Towards trustworthy and explainable AI for multimodal hate content moderation
The proliferation of hateful multimodal content, particularly in the form of hateful memes, poses significant threats to online safety and social cohesion. Although deep learning systems, especially vision-language models, are essential to automated multimodal content moderation, they operate as black boxes, offering limited explainability into their decision-making processes. As a result, they lack the ability to generate human-understandable explanations for flagged content, which are crucial for enabling informed moderation decisions. In addition, these models are susceptible to inheriting biases from training data and struggle to generalise to new and adversarial inputs, raising concerns about fairness, accountability, and robustness in real-world deployments.

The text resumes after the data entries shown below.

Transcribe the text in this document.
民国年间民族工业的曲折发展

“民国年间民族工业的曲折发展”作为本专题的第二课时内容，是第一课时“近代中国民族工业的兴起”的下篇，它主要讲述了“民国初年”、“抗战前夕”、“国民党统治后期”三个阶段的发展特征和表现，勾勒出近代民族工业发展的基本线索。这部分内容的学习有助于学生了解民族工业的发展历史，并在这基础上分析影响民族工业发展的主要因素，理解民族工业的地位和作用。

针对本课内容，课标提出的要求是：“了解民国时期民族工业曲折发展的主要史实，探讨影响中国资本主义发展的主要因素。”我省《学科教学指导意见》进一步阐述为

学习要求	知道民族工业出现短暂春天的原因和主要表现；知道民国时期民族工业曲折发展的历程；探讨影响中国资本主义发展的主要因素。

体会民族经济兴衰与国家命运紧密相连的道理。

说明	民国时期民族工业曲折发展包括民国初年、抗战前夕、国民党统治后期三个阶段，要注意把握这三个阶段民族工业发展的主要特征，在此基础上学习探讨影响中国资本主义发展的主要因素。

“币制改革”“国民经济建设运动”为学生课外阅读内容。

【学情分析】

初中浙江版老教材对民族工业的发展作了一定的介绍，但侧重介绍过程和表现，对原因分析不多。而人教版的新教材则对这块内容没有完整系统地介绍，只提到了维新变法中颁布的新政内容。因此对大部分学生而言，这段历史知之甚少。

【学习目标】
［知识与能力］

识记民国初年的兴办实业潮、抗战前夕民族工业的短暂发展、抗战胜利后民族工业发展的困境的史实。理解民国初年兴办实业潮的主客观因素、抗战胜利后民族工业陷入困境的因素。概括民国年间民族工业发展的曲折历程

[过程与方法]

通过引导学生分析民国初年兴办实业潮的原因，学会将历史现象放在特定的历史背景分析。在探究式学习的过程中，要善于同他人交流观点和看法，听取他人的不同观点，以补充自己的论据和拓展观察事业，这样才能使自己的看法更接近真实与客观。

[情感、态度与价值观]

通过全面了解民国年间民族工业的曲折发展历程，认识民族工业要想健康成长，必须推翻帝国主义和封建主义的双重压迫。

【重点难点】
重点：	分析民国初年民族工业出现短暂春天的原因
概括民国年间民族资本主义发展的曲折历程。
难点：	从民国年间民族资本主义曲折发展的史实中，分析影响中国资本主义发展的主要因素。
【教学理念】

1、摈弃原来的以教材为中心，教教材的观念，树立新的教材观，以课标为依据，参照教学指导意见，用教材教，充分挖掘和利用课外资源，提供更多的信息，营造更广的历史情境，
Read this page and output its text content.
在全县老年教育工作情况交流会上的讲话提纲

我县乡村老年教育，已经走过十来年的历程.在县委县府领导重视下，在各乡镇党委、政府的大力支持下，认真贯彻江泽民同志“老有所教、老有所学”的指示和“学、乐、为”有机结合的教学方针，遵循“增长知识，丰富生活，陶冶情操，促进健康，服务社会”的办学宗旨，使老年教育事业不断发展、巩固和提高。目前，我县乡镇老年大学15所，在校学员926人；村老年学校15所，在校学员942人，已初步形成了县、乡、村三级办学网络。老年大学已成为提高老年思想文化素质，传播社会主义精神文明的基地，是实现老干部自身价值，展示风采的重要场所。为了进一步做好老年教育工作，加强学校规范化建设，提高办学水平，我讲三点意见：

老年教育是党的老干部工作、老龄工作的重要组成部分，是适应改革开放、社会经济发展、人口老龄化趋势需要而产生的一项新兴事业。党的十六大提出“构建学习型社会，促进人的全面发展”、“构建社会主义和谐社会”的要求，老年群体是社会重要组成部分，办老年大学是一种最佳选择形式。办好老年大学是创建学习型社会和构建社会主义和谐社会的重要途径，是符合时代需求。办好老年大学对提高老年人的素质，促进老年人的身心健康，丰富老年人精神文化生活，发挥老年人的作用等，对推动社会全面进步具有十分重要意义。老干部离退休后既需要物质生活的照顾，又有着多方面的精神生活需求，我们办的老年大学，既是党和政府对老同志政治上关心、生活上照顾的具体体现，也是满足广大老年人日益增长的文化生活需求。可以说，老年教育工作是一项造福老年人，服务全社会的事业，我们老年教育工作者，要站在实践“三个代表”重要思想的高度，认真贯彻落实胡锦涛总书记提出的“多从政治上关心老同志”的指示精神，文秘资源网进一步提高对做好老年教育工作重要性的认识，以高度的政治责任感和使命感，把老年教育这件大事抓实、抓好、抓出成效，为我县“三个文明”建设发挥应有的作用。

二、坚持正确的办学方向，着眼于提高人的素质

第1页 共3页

This dissertation contributes to the development of trustworthy and explainable AI for multimodal content moderation by addressing three key challenges: (1) detecting and mitigating biases in vision-language models, (2) generating human-readable explanations for model decisions, and (3) improving generalisation to unseen or out-of-distribution hateful content. The first part examines the cause of misclassification in hateful meme detection and finds that errors often stem from spurious cross-modal correlations and biased lexical cues. To address this, we introduce InstructMemeCL, a contrastive instruction fine-tuning framework that encourages the clustering of semantically similar samples while separating dissimilar ones in the embedding space, thereby reducing misclassifications. The second part focuses on improving explainability by generating relevant natural language explanations. We introduce HatReD, the first multimodal dataset annotated with human rationales for hateful memes, and IntMeme, a large multimodal model that generates explanations prior to classification through a dual encoder architecture. The final part addresses the challenge of generalisation in low-resource and distribution-shifted settings. We propose a few-shot in-context learning framework that transfers knowledge from text-based hate speech detection to multimodal hate speech classification without requiring fine-tuning.
Together, these contributions advance the development of AI systems that are not only accurate but also socially responsible and explainable, laying a foundation for more inclusive, trustworthy, and explainable content moderation in online environments.
Speaker’s profile

Ming Shan is a fifth-year PhD candidate at the Singapore University of Technology and Design (SUTD), supervised by Prof Roy Ka-Wei Lee. He is a recipient of the SUTD President’s Graduate Fellowship and the Singapore Data Science Consortium (SDSC) Dissertation Research Fellowship 2024. His research has been published in top conferences such as WWW, ACM Multimedia, EMNLP, and ICLR. He also serves as a reviewer for top-tier conferences and co-organizes SSNLP 2024 and 2025. His research interests include Large Multimodal Models, Model Reasoning, Explainability, Interpretability and Efficient Learning.